EU=ヨーロッパ連合とインドは27日、FTA=自由貿易協定を締結しました。EU加盟国とインドを合わせた20億人の巨大経済圏を創ることで、アメリカの関税リスクを抑える狙いがあります。
インドのモディ首相は、首都ニューデリーを訪問したEUのフォンデアライエン委員長と首脳会談を行い、EUとインドの自由貿易協定が妥結したと発表しました。
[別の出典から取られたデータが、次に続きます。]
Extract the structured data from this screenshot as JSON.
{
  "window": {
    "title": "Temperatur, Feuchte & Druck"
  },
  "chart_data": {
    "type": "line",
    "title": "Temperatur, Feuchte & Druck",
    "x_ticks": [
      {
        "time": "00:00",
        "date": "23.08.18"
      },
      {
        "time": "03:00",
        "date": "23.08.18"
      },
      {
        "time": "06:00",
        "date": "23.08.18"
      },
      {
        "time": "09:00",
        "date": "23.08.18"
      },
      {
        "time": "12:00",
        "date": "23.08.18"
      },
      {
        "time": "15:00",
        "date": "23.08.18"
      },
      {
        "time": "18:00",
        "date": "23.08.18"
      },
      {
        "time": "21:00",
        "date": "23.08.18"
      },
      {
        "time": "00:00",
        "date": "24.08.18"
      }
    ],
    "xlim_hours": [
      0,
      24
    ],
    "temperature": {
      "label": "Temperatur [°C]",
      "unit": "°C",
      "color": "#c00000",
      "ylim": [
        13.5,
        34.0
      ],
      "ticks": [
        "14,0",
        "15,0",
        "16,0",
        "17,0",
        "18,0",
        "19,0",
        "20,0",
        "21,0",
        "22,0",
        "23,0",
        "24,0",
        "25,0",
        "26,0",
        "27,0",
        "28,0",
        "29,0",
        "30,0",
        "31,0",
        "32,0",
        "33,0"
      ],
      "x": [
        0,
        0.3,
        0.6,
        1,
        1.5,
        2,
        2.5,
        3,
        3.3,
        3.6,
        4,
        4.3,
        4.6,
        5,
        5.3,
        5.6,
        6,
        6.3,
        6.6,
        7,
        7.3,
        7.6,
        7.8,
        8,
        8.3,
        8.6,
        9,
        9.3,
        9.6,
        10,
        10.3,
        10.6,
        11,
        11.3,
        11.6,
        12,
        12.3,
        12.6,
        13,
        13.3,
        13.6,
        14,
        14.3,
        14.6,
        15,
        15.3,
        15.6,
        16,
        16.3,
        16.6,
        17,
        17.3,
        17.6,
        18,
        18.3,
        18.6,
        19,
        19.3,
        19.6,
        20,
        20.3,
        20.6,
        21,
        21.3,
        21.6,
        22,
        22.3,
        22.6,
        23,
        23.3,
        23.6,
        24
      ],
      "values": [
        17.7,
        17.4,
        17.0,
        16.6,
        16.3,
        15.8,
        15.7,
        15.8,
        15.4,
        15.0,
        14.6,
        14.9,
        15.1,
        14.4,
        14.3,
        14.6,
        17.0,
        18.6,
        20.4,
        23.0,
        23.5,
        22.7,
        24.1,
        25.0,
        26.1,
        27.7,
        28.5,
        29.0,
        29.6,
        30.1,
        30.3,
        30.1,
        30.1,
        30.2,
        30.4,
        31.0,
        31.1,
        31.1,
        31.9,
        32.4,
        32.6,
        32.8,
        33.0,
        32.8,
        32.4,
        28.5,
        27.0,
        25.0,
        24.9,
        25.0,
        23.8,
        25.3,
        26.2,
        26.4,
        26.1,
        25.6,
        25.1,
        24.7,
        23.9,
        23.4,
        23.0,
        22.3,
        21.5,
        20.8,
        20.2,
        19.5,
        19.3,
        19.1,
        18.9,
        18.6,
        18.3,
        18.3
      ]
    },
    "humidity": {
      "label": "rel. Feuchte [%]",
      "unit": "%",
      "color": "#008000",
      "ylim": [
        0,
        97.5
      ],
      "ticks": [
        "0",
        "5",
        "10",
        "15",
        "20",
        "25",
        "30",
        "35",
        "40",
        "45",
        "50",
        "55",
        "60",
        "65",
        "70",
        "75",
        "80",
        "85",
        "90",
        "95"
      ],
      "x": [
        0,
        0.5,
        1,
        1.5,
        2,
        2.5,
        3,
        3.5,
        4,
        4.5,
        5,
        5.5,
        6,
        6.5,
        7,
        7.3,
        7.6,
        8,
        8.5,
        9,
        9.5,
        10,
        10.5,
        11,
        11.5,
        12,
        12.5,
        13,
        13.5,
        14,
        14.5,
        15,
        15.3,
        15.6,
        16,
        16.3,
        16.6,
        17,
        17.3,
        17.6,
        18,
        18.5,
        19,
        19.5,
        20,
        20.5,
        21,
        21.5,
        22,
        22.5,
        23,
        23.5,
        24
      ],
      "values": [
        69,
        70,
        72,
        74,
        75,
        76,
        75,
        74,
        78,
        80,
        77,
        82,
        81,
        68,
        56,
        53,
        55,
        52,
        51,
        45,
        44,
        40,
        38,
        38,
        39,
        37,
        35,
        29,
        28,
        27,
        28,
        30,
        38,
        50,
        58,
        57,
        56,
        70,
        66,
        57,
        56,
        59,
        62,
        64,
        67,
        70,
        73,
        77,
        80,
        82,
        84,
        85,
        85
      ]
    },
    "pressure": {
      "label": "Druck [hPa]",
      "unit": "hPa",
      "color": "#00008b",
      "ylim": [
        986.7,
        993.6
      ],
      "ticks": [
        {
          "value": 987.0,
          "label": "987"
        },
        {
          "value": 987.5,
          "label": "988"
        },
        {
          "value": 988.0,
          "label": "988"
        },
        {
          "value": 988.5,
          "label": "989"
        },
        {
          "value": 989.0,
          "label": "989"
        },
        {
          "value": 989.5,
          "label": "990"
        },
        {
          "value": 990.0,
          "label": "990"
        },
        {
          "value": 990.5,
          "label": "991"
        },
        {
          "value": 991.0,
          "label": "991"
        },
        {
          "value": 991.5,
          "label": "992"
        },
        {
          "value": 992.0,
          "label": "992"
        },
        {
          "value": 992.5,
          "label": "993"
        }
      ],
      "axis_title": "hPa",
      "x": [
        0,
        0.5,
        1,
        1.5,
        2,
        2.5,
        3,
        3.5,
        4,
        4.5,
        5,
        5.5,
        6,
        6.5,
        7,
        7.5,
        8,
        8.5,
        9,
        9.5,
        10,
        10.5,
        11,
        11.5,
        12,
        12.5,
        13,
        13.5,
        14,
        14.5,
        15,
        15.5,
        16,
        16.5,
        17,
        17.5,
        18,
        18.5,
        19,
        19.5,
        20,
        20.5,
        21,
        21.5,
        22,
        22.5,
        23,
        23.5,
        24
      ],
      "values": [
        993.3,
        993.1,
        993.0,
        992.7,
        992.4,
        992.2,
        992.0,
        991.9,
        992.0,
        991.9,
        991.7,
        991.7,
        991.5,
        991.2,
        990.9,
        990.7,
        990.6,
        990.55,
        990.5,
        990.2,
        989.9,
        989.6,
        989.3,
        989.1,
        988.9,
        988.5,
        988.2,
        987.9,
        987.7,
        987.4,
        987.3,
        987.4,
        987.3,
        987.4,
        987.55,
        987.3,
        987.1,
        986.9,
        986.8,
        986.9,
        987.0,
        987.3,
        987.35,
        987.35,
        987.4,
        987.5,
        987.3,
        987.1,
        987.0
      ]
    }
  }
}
EUとインドで取引される9割以上の品目に対する関税が撤廃または削減されることになり、特にEU加盟国から輸出される自動車への関税は110%から10%まで段階的に引き下げられます。
モディ氏は、「史上最大規模のFTAだ」と強調したうえで、「欧州市場へのアクセスが容易になり、国内の製造業などに新たな機会が生まれる」と期待感を示しました。
FTAの交渉は2007年から断続的に行われてきましたが、アメリカのトランプ政権が関税で揺さぶりを強めるなか、合意に向けた協議が加速しました。
フォンデアライエン委員長は、「貿易がますます武器化される時代に、戦略的に依存を低減させられる」と述べ、アメリカをけん制しました。
EUとインドは貿易協定のほかに防衛協力を強化することでも合意しています。